Extraction induced by microemulsion breaking as a novel tool for the simultaneous determination of Cd, Mn, Pb and Sb in gasoline samples by ICP-MS and discrete sample introduction

Abstract

This study reports a simple and efficient method for the simultaneous determination of Cd, Mn, Pb, and Sb at trace levels in gasoline samples by discrete sample introduction in inductively coupled plasma mass spectrometry (ICP-MS), employing the extraction induced by microemulsion breaking as a sample preparation method. In this work, a microemulsion was formed by mixing 0.7 mL of the gasoline sample with 0.28 mL of ethanol and 0.02 mL of 7 mol L−1 HNO3 solution. Afterwards, 0.1 mL of ultrapure water was added to induce microemulsion breaking. This lead to the formation of two different phases: (i) a top organic phase and (ii) a bottom aqueous phase that contained acid, ethanol and the extracted analytes. After that, 20 μL of the bottom phase (extract) was collected, and the analyte concentrations were determined by discrete sample introduction in ICP-MS. Calibration curves with 20 μg L−1 of Rh as an internal standard were set up to each analyte in the range from 1 up to 10 μg L−1, wherein the standard solutions were prepared in the matrix-matched extract (70:25:5, ethanol: deionized water: 7 mol L−1 HNO3 solution). The optimization of the EIMB conditions was carried out by analyzing the effects of the parameters that could affect the extraction efficiency, such as the relation between the nature of the alcohol and the proportion of the volumes of the microemulsion constituents (sample, HNO3 and alcohol), acid concentration, and the water volume used for the microemulsion breaking.

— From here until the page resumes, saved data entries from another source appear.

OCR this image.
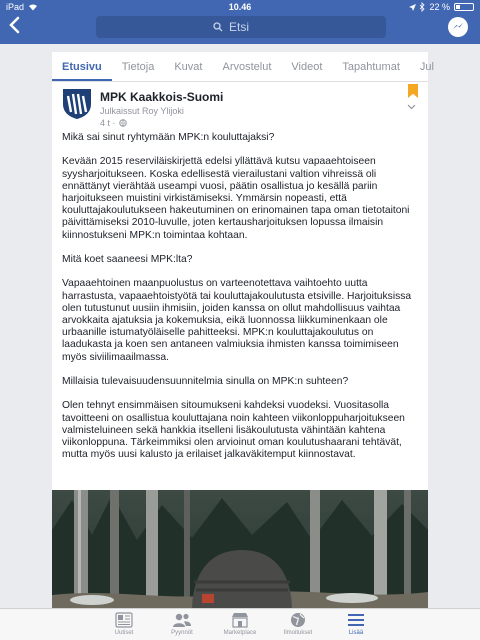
iPad	10.46	22 %
Etsi
Etusivu	Tietoja	Kuvat	Arvostelut	Videot	Tapahtumat	Jul
MPK Kaakkois-Suomi
Julkaissut Roy Ylijoki
4 t ·

Mikä sai sinut ryhtymään MPK:n kouluttajaksi?

Kevään 2015 reserviläiskirjettä edelsi yllättävä kutsu vapaaehtoiseen syysharjoitukseen. Koska edellisestä vierailustani valtion vihreissä oli ennättänyt vierähtää useampi vuosi, päätin osallistua jo kesällä pariin harjoitukseen muistini virkistämiseksi. Ymmärsin nopeasti, että kouluttajakoulutukseen hakeutuminen on erinomainen tapa oman tietotaitoni päivittämiseksi 2010-luvulle, joten kertausharjoituksen lopussa ilmaisin kiinnostukseni MPK:n toimintaa kohtaan.

Mitä koet saaneesi MPK:lta?

Vapaaehtoinen maanpuolustus on varteenotettava vaihtoehto uutta harrastusta, vapaaehtoistyötä tai kouluttajakoulutusta etsiville. Harjoituksissa olen tutustunut uusiin ihmisiin, joiden kanssa on ollut mahdollisuus vaihtaa arvokkaita ajatuksia ja kokemuksia, eikä luonnossa liikkuminenkaan ole urbaanille istumatyöläiselle pahitteeksi. MPK:n kouluttajakoulutus on laadukasta ja koen sen antaneen valmiuksia ihmisten kanssa toimimiseen myös siviilimaailmassa.

Millaisia tulevaisuudensuunnitelmia sinulla on MPK:n suhteen?

Olen tehnyt ensimmäisen sitoumukseni kahdeksi vuodeksi. Vuositasolla tavoitteeni on osallistua kouluttajana noin kahteen viikonloppuharjoitukseen valmisteluineen sekä hankkia itselleni lisäkoulutusta vähintään kahtena viikonloppuna. Tärkeimmiksi olen arvioinut oman koulutushaarani tehtävät, mutta myös uusi kalusto ja erilaiset jalkaväkitemput kiinnostavat.

Uutiset	Pyynnöt	Marketplace	Ilmoitukset	Lisää
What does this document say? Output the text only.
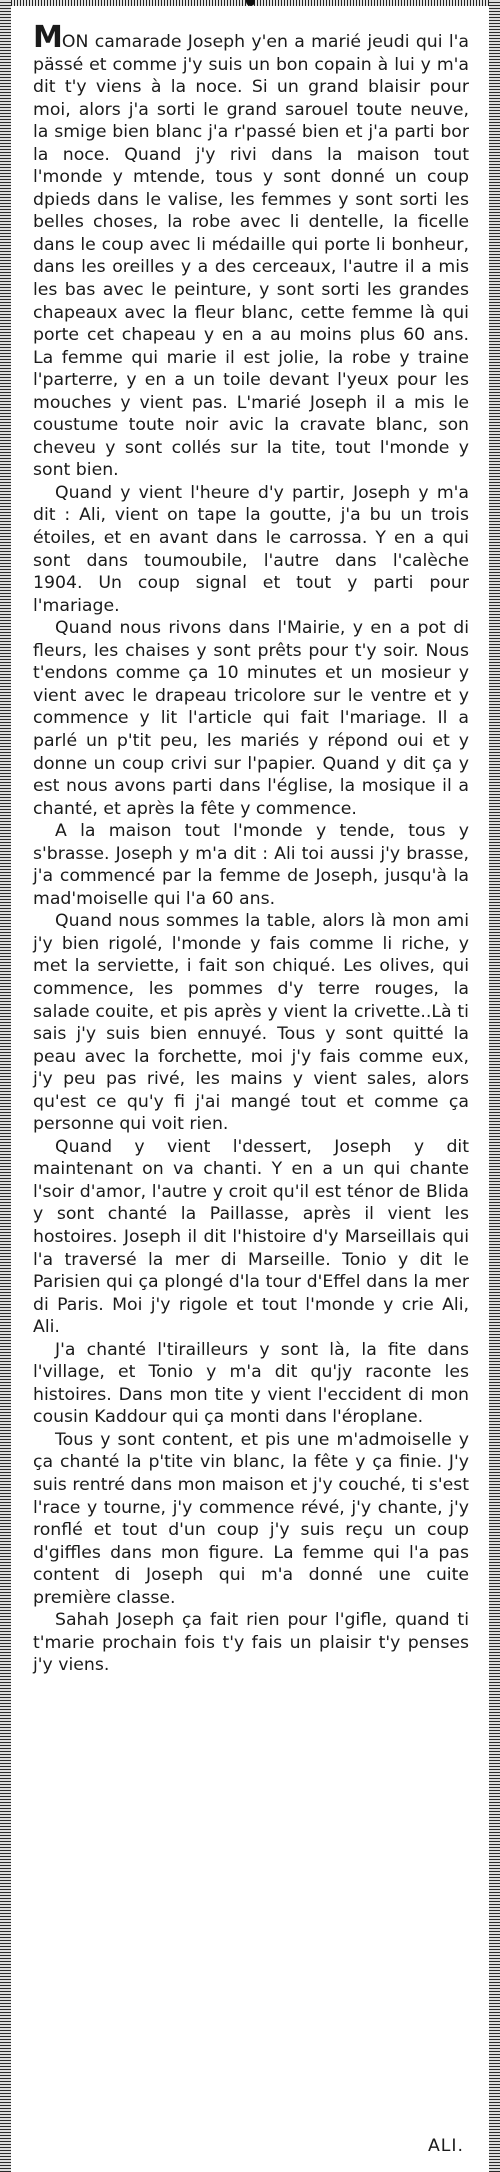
MON camarade Joseph y'en a marié jeudi qui l'a pässé et comme j'y suis un bon copain à lui y m'a dit t'y viens à la noce. Si un grand blaisir pour moi, alors j'a sorti le grand sarouel toute neuve, la smige bien blanc j'a r'passé bien et j'a parti bor la noce. Quand j'y rivi dans la maison tout l'monde y mtende, tous y sont donné un coup dpieds dans le valise, les femmes y sont sorti les belles choses, la robe avec li dentelle, la ficelle dans le coup avec li médaille qui porte li bonheur, dans les oreilles y a des cerceaux, l'autre il a mis les bas avec le peinture, y sont sorti les grandes chapeaux avec la fleur blanc, cette femme là qui porte cet chapeau y en a au moins plus 60 ans. La femme qui marie il est jolie, la robe y traine l'parterre, y en a un toile devant l'yeux pour les mouches y vient pas. L'marié Joseph il a mis le coustume toute noir avic la cravate blanc, son cheveu y sont collés sur la tite, tout l'monde y sont bien.

Quand y vient l'heure d'y partir, Joseph y m'a dit : Ali, vient on tape la goutte, j'a bu un trois étoiles, et en avant dans le carrossa. Y en a qui sont dans toumoubile, l'autre dans l'calèche 1904. Un coup signal et tout y parti pour l'mariage.

Quand nous rivons dans l'Mairie, y en a pot di fleurs, les chaises y sont prêts pour t'y soir. Nous t'endons comme ça 10 minutes et un mosieur y vient avec le drapeau tricolore sur le ventre et y commence y lit l'article qui fait l'mariage. Il a parlé un p'tit peu, les mariés y répond oui et y donne un coup crivi sur l'papier. Quand y dit ça y est nous avons parti dans l'église, la mosique il a chanté, et après la fête y commence.

A la maison tout l'monde y tende, tous y s'brasse. Joseph y m'a dit : Ali toi aussi j'y brasse, j'a commencé par la femme de Joseph, jusqu'à la mad'moiselle qui l'a 60 ans.

Quand nous sommes la table, alors là mon ami j'y bien rigolé, l'monde y fais comme li riche, y met la serviette, i fait son chiqué. Les olives, qui commence, les pommes d'y terre rouges, la salade couite, et pis après y vient la crivette..Là ti sais j'y suis bien ennuyé. Tous y sont quitté la peau avec la forchette, moi j'y fais comme eux, j'y peu pas rivé, les mains y vient sales, alors qu'est ce qu'y fi j'ai mangé tout et comme ça personne qui voit rien.

Quand y vient l'dessert, Joseph y dit maintenant on va chanti. Y en a un qui chante l'soir d'amor, l'autre y croit qu'il est ténor de Blida y sont chanté la Paillasse, après il vient les hostoires. Joseph il dit l'histoire d'y Marseillais qui l'a traversé la mer di Marseille. Tonio y dit le Parisien qui ça plongé d'la tour d'Effel dans la mer di Paris. Moi j'y rigole et tout l'monde y crie Ali, Ali.

J'a chanté l'tirailleurs y sont là, la fite dans l'village, et Tonio y m'a dit qu'jy raconte les histoires. Dans mon tite y vient l'eccident di mon cousin Kaddour qui ça monti dans l'éroplane.

Tous y sont content, et pis une m'admoiselle y ça chanté la p'tite vin blanc, la fête y ça finie. J'y suis rentré dans mon maison et j'y couché, ti s'est l'race y tourne, j'y commence révé, j'y chante, j'y ronflé et tout d'un coup j'y suis reçu un coup d'giffles dans mon figure. La femme qui l'a pas content di Joseph qui m'a donné une cuite première classe.

Sahah Joseph ça fait rien pour l'gifle, quand ti t'marie prochain fois t'y fais un plaisir t'y penses j'y viens.

ALI.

The following limits of detection relative to the amount of sample were obtained: 0.03 (Cd), 0.49 (Mn), 0.07 (Pb) and 0.02 (Sb), all of them in μg L−1. The accuracy of the method was evaluated by the analysis of spiked samples, because no certified gasoline reference material is available. The average recoveries achieved for every analyte ranged from 96% to 114%. The developed methodology was successfully applied to the determination of these metals in five commercial gasoline samples.